# Mosquito Lagoon - My Most Successful Day with Artificials



## TC (Feb 15, 2011)

Way to go! Happy Birthday!


----------



## Shadowcast (Feb 26, 2008)

Nice reds!!


----------



## alexz (Oct 22, 2013)

Thanks Topcat and Shadowcast. It was a good day (for me). I read so many good reports on here and I get skunked more often than not, so I was happy to finally bend the rod.


----------



## Rediculous (May 5, 2012)

Nice work. It's days like that, that will keep you coming back for more. Before you'll realize it, those days will start coming more and more often. Congrats


----------



## alexz (Oct 22, 2013)

Thanks, I needed one of those days. It is tough only being able to fish a couple times a month, but it was certainly worth it. My next goal is to catch a fish with a weedless spoon which I have been unable to do to date.


----------



## fishicaltherapist (Mar 9, 2013)

Great job, stay on it !!! [smiley=1-thumbsup3.gif]


----------



## Rediculous (May 5, 2012)

> Thanks, I needed one of those days.  It is tough only being able to fish a couple times a month, but it was certainly worth it.  My next goal is to catch a fish with a weedless spoon which I have been unable to do to date.

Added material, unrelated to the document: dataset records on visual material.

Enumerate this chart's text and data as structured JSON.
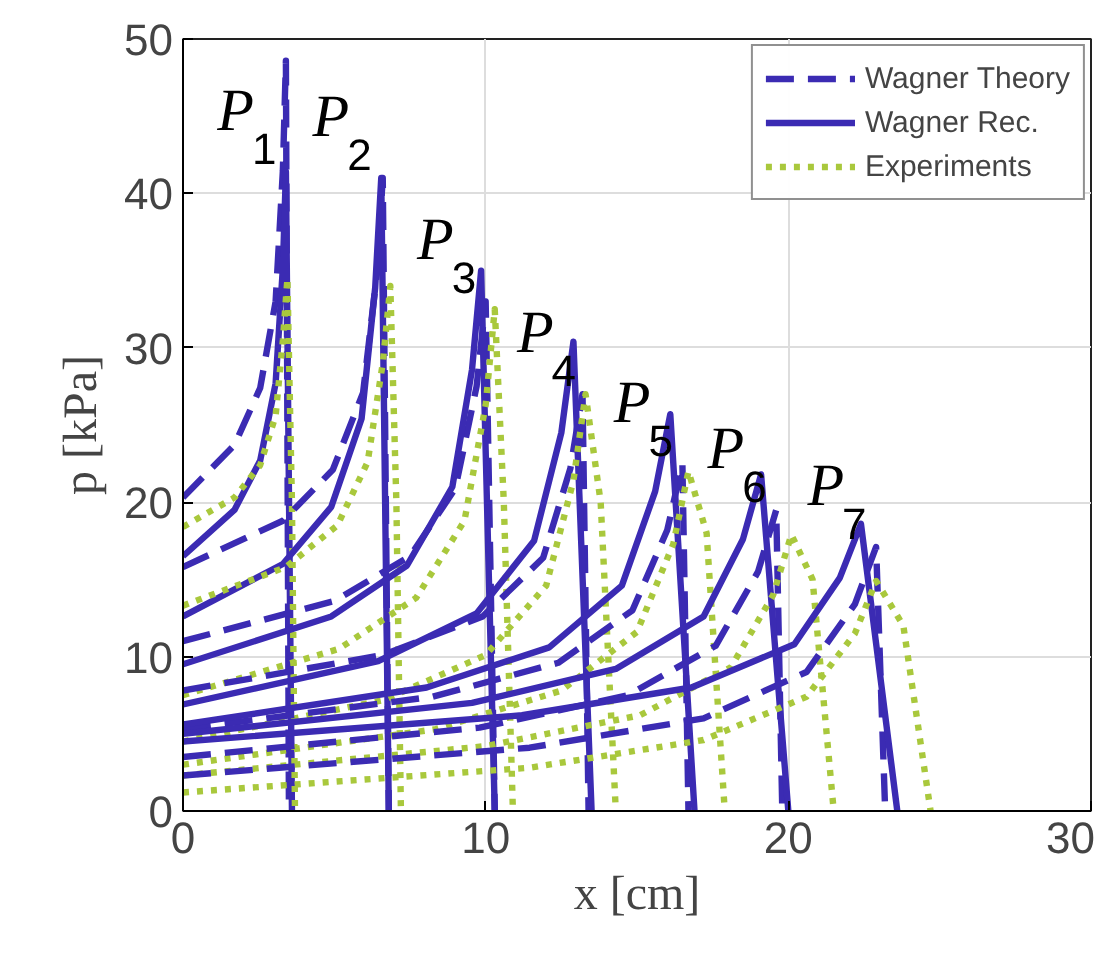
{
  "chart_data": {
    "type": "line",
    "xlabel": "x [cm]",
    "ylabel": "p [kPa]",
    "xlim": [
      0,
      30
    ],
    "ylim": [
      0,
      50
    ],
    "xticks": [
      0,
      10,
      20,
      30
    ],
    "yticks": [
      0,
      10,
      20,
      30,
      40,
      50
    ],
    "grid": true,
    "legend": "top right",
    "series": [
      {
        "name": "Wagner Theory",
        "color": "#3b2bb3",
        "line_style": "dashed",
        "x": [
          0,
          1.7,
          2.55,
          3.06,
          3.3,
          3.4,
          3.5
        ],
        "values": [
          20.3,
          23.7,
          27.4,
          33.0,
          41.5,
          48.6,
          0
        ]
      },
      {
        "name": "Wagner Rec.",
        "color": "#3b2bb3",
        "line_style": "solid",
        "x": [
          0,
          1.7,
          2.55,
          3.06,
          3.3,
          3.4,
          3.6
        ],
        "values": [
          16.5,
          19.5,
          22.7,
          27.7,
          35.2,
          41.4,
          0
        ]
      },
      {
        "name": "Experiments",
        "color": "#a9c83c",
        "line_style": "dotted",
        "x": [
          0,
          1.7,
          2.55,
          3.06,
          3.3,
          3.45,
          3.6,
          3.7
        ],
        "values": [
          18.4,
          20.3,
          22.4,
          25.6,
          30.5,
          34.5,
          20,
          0
        ]
      },
      {
        "color": "#3b2bb3",
        "line_style": "dashed",
        "x": [
          0,
          3.3,
          4.95,
          5.95,
          6.4,
          6.6,
          6.8
        ],
        "values": [
          15.8,
          18.8,
          22.1,
          27.1,
          34.7,
          41,
          0
        ]
      },
      {
        "color": "#3b2bb3",
        "line_style": "solid",
        "x": [
          0,
          3.3,
          4.9,
          5.9,
          6.35,
          6.55,
          6.8
        ],
        "values": [
          12.6,
          16.0,
          19.7,
          25.4,
          33.9,
          41,
          0
        ]
      },
      {
        "color": "#a9c83c",
        "line_style": "dotted",
        "x": [
          0,
          3.4,
          5.1,
          6.1,
          6.6,
          6.85,
          7.05,
          7.2
        ],
        "values": [
          13.3,
          15.8,
          18.5,
          22.6,
          29,
          34,
          20,
          0
        ]
      },
      {
        "color": "#3b2bb3",
        "line_style": "dashed",
        "x": [
          0,
          5,
          7.5,
          9,
          9.7,
          10,
          10.3
        ],
        "values": [
          11,
          13.6,
          16.5,
          20.9,
          27.5,
          33,
          0
        ]
      },
      {
        "color": "#3b2bb3",
        "line_style": "solid",
        "x": [
          0,
          4.9,
          7.4,
          8.9,
          9.55,
          9.85,
          10.3
        ],
        "values": [
          9.5,
          12.6,
          15.9,
          21.0,
          28.6,
          35.0,
          0
        ]
      },
      {
        "color": "#a9c83c",
        "line_style": "dotted",
        "x": [
          0,
          5.15,
          7.7,
          9.3,
          10,
          10.3,
          10.6,
          10.9
        ],
        "values": [
          7.5,
          10.5,
          13.8,
          18.8,
          26.3,
          32.5,
          20,
          0
        ]
      },
      {
        "color": "#3b2bb3",
        "line_style": "dashed",
        "x": [
          0,
          6.6,
          9.9,
          11.9,
          12.8,
          13.2,
          13.4
        ],
        "values": [
          7.8,
          10.1,
          12.6,
          16.4,
          22.2,
          27,
          0
        ]
      },
      {
        "color": "#3b2bb3",
        "line_style": "solid",
        "x": [
          0,
          6.45,
          9.7,
          11.6,
          12.5,
          12.9,
          13.5
        ],
        "values": [
          6.9,
          9.7,
          12.8,
          17.5,
          24.5,
          30.4,
          0
        ]
      },
      {
        "color": "#a9c83c",
        "line_style": "dotted",
        "x": [
          0,
          6.65,
          10,
          12,
          12.9,
          13.3,
          13.8,
          14.3
        ],
        "values": [
          4.5,
          7.2,
          10.1,
          14.6,
          21.4,
          27,
          20,
          0
        ]
      },
      {
        "color": "#3b2bb3",
        "line_style": "dashed",
        "x": [
          0,
          8.25,
          12.4,
          14.85,
          16,
          16.5,
          16.7
        ],
        "values": [
          5.3,
          7.4,
          9.6,
          13.0,
          18.2,
          22.5,
          0
        ]
      },
      {
        "color": "#3b2bb3",
        "line_style": "solid",
        "x": [
          0,
          8.05,
          12.1,
          14.5,
          15.6,
          16.1,
          16.9
        ],
        "values": [
          5.6,
          8.0,
          10.6,
          14.6,
          20.7,
          25.7,
          0
        ]
      },
      {
        "color": "#a9c83c",
        "line_style": "dotted",
        "x": [
          0,
          8.35,
          12.5,
          15,
          16.2,
          16.7,
          17.3,
          17.9
        ],
        "values": [
          3,
          5.3,
          7.8,
          11.6,
          17.3,
          22,
          18,
          0
        ]
      },
      {
        "color": "#3b2bb3",
        "line_style": "dashed",
        "x": [
          0,
          9.8,
          14.7,
          17.6,
          19,
          19.6,
          19.8
        ],
        "values": [
          3.5,
          5.4,
          7.5,
          10.7,
          15.5,
          19.5,
          0
        ]
      },
      {
        "color": "#3b2bb3",
        "line_style": "solid",
        "x": [
          0,
          9.55,
          14.3,
          17.2,
          18.5,
          19.1,
          20
        ],
        "values": [
          5.0,
          7.0,
          9.2,
          12.6,
          17.6,
          21.8,
          0
        ]
      },
      {
        "color": "#a9c83c",
        "line_style": "dotted",
        "x": [
          0,
          10,
          15.1,
          18.1,
          19.5,
          20.1,
          20.8,
          21.5
        ],
        "values": [
          2.3,
          4.2,
          6.2,
          9.3,
          14,
          17.9,
          15,
          0
        ]
      },
      {
        "color": "#3b2bb3",
        "line_style": "dashed",
        "x": [
          0,
          11.45,
          17.2,
          20.6,
          22.2,
          22.9,
          23.2
        ],
        "values": [
          2.3,
          4.1,
          6.0,
          9.0,
          13.4,
          17.1,
          0
        ]
      },
      {
        "color": "#3b2bb3",
        "line_style": "solid",
        "x": [
          0,
          11.2,
          16.8,
          20.2,
          21.7,
          22.4,
          23.6
        ],
        "values": [
          4.5,
          6.2,
          8.0,
          10.8,
          15.1,
          18.6,
          0
        ]
      },
      {
        "color": "#a9c83c",
        "line_style": "dotted",
        "x": [
          0,
          11.45,
          17.2,
          20.6,
          22.2,
          22.9,
          23.8,
          24.7
        ],
        "values": [
          1.2,
          2.8,
          4.6,
          7.4,
          11.5,
          14.9,
          12,
          0
        ]
      }
    ],
    "annotations": [
      "P$_{1}$",
      "P$_{2}$",
      "P$_{3}$",
      "P$_{4}$",
      "P$_{5}$",
      "P$_{6}$",
      "P$_{7}$"
    ]
  }
}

Keep throwing them. I've landed just as many reds and trout with a spoon as I have with any other lure I use. My last red/trout/drum slam, was with the pinfish aqua dream spoon. Spoons are super basic and extremely effective, one of my favorite spring/summer lures.


----------



## sotilloa1078 (Mar 27, 2014)

Solid work on those fish they are chunky!!!


----------